Oct 182013

In a previous post, I talked about an experience I had in documenting for co-workers how to set up the CS1000E. The root cause of that documentation was the excessive amount of time I spent cleaning up after a field person who refused to install this properly and the subsequent complaints from customers on why the phone system went down during maintenance windows.

Having the ability to add system redundancy (or resiliency) does not necessarily mean that a customer requires said redundancy, but sometimes the lack of the redundancy is not a factor in the customer’s thinking. Sometimes, knowing you can prevent something (if you pay the associated costs) is not worth the money or time.

This is a different decision from arguing that something doesn’t work a particular way– and today I ran into this problem with a customer who did not have the necessary redundant network connections and experienced an outage as a result.
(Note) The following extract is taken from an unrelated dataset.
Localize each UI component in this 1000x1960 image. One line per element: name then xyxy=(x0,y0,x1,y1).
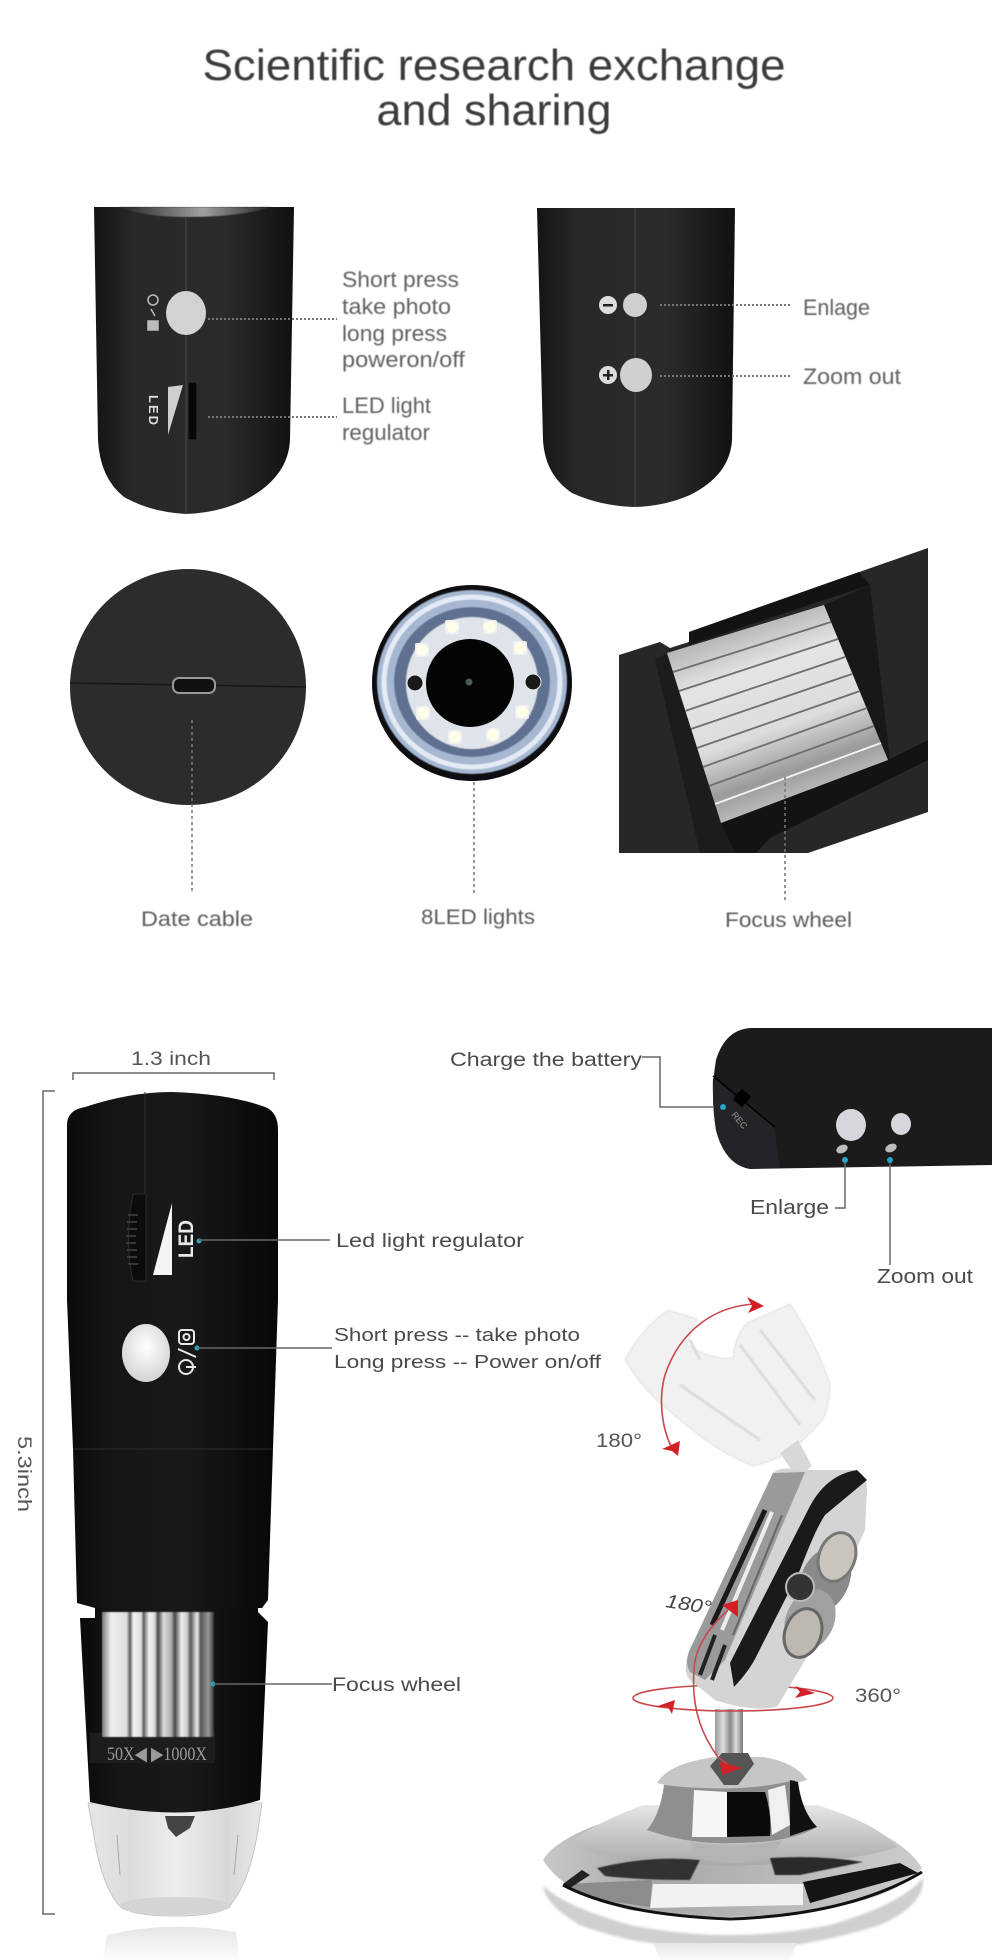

In this particular case, either the cable and/or data switch port went bad. Had the customer installed the necessary redundancy, the failure of a single port would not have been noticed and the system would have kept on trucking.

As part of the post event discussion, I walked them through how the architecture supported additional redundancy and the extent to which that redundancy can be expanded. I decided to work up a diagram to more fully explain what I was talking about.

This diagram shows a CPPM CS (Call Processor Pentium Mobile – Call Server) connected to the passthrough port on the MGC. The passthrough port permits you to simulate increased CS redundancy to the ELAN network by passing though to either active MGC ELAN interface.

The downside of this connection is that if the MGC undergoes maintenance, or the cable goes bad, you still have a single-point-of-failure.

I would do this primarily only when the environment is also going to deploy redundant TLAN/ELAN data switches for increased network resiliency. Otherwise, connecting the CS directly to the ELAN network makes more architectural sense to me. (That way if you’re installing loadware on the MGC associated with the CS, you don’t cause outages to the entire system when the MGC is rebooted– although there are architectural decisions that can be made to work around some of that as well but we’re not going to cover every possible scenario in this article. Please feel free to comment below to engage in a discussion if you have questions or want to share your observations.)

The diagram also shows the redundant connections from the MGC (faceplate & rear-chassis) connected to a redundant data network. NOTE: I do not show the data switch connectivity with the rest of the network. That’s sort of beyond the scope of the CS1000 resiliency feature. You can, I’m sure, get the gist of it from this article.